Les échantillons de lait issu de vaches belges qui avaient été nourries avec des aliments pour animaux produits avec du maïs contenant des aflatoxines, des toxines cancérigènes, ne dépassent pas les normes européennes imposées en la matière, précise lundi soir l'Agence fédérale pour la sécurité de la chaîne alimentaire (Afsca), qui les a fait analyser.

L'Agence alimentaire va demander à la Commission européenne de mener une enquête afin de savoir qui, en Allemagne, est responsable du retard dans la communication au sujet de la contamination. L'Association professionnelle des fabricants d'aliments composés pour animaux (Apfaca) examine actuellement la possibilité de se constituer partie civile.

Une partie du maïs contaminé aux aflatoxines était arrivée en Belgique. La majeure partie de ce chargement contaminé, à savoir 53.000 tonnes de maïs, avait été bloquée. Le reste a été utilisé pour la production d'aliments destinés au porcs, aux volailles et dans une moindre mesure au bétail.

L'évaluation du risque, sur base des analyses reçues d'Allemagne, et le taux d'incorporation du maïs dans les aliments pour animaux avaient montré "que la norme dans les aliments composés pour animaux n'avait en général pas été dépassée", rappelle l'Agence alimentaire dans un communiqué.

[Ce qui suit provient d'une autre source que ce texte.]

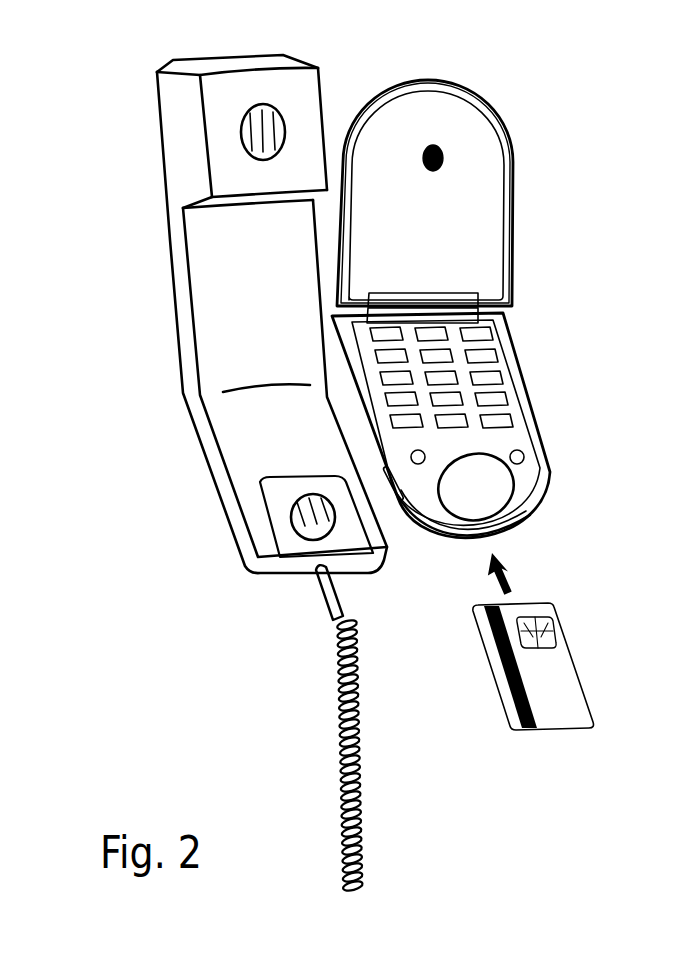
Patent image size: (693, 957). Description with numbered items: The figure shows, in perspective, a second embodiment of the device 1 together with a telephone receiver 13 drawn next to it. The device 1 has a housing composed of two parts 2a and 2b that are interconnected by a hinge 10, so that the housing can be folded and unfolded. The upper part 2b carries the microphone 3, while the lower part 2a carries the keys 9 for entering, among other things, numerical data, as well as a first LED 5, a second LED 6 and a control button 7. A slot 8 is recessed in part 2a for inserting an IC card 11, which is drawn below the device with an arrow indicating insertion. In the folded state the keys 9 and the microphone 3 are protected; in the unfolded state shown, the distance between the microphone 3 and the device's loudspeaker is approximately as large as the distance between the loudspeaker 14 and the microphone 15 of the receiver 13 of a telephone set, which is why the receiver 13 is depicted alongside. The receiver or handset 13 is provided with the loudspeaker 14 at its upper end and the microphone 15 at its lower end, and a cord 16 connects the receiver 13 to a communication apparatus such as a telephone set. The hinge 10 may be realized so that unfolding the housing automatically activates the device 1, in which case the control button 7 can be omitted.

The device 1 is at (496, 361).
The housing part 2a is at (538, 429).
The housing part 2b is at (510, 230).
The microphone 3 is at (445, 157).
The first LED 5 is at (423, 465).
The second LED 6 is at (525, 458).
The control button 7 is at (513, 492).
The slot 8 is at (393, 488).
The keys 9 is at (505, 383).
The hinge 10 is at (493, 308).
The IC card 11 is at (580, 686).
The receiver 13 is at (173, 301).
The loudspeaker 14 is at (241, 132).
The microphone 15 is at (291, 517).
The cord 16 is at (363, 831).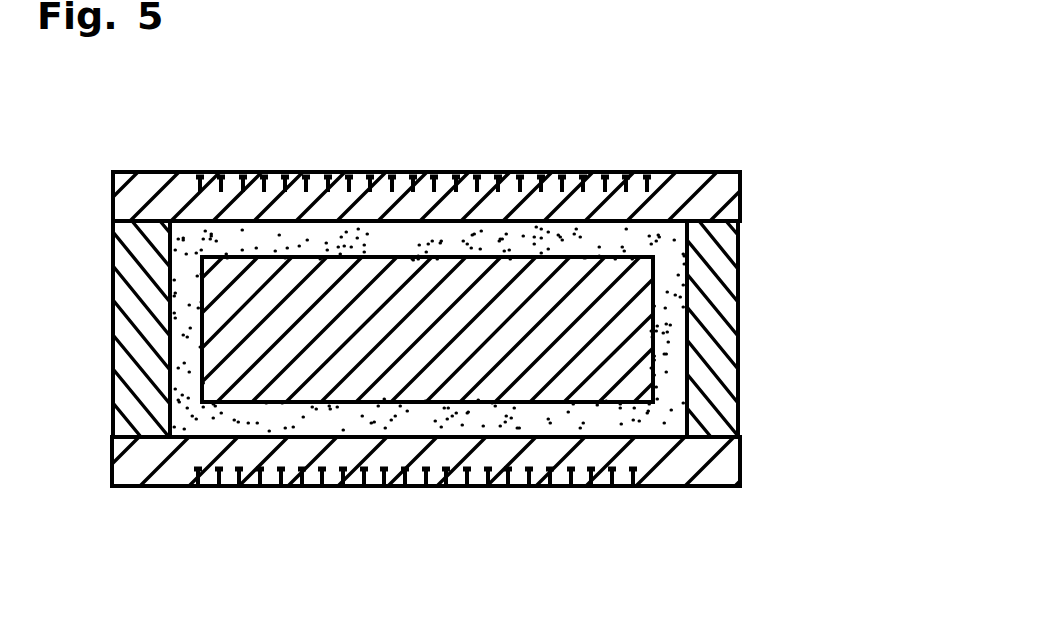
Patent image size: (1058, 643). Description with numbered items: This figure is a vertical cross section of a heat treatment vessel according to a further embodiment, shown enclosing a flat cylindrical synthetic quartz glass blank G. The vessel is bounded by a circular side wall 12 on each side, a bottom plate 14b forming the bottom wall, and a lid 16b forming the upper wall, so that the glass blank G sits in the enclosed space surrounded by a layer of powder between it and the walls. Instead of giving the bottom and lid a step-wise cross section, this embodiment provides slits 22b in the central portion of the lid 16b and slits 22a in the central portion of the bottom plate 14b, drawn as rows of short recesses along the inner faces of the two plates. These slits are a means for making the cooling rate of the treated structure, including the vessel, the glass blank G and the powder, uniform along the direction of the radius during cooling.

The lid 16b is at (717, 195).
The slits 22b is at (488, 168).
The bottom plate 14b is at (717, 457).
The slits 22a is at (560, 485).
The circular side wall 12 is at (710, 340).
The synthetic quartz glass blank G is at (433, 370).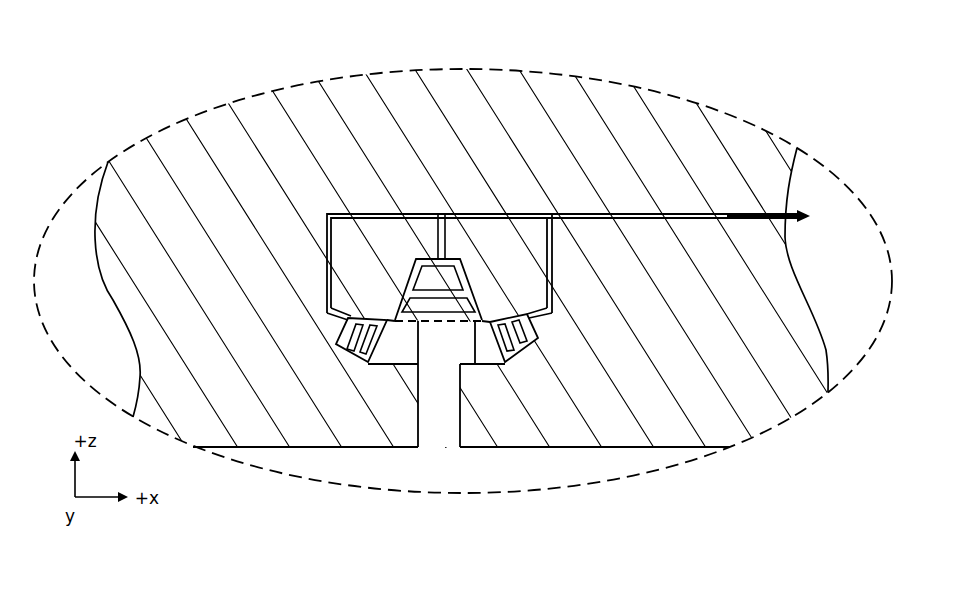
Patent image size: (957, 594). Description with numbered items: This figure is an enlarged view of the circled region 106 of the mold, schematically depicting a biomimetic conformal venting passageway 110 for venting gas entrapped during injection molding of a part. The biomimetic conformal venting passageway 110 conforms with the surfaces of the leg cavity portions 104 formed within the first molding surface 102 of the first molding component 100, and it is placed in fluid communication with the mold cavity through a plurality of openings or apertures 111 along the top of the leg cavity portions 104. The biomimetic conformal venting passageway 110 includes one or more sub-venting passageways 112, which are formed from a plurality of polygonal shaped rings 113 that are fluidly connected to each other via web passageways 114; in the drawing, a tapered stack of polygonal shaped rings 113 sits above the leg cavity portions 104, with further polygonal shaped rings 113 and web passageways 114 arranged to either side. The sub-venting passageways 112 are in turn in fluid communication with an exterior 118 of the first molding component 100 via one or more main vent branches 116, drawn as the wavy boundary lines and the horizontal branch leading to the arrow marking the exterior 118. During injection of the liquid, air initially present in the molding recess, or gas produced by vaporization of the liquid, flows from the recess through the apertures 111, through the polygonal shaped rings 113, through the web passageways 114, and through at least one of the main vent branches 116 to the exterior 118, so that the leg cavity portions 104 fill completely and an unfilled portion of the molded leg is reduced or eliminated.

"Néanmoins, l'Afsca a prélevé des échantillons de lait dans les fermes ayant reçu des aliments suspects afin de faire analyser la teneur en aflatoxine M1. Tous les résultats demeurent sous la norme européenne de 0,05 ppb d'aflatoxine M1", ajoute-t-elle. L'Afsca et le secteur restent toutefois très vigilants sur l'utilisation de maïs contaminé provenant d'Europe centrale.

Le directeur de l'Apfaca, Yvan Dejaegher, a reçu lundi la confirmation de l'Afsca que le négociant allemand, ou le fabricant allemand, était déjà au courant de la contamination le 20 février. "Si un avertissement avait été adressé dès ce jour-là au niveau européen, cela nous aurait épargné beaucoup de peine", selon M. Dejaegher. "La manière dont nous allons à présent réagir dépendra de quel côté vient la faute. Mais nous poursuivrons certainement, parce que les principes élémentaires de la sécurité alimentaire n'ont pas été respectés."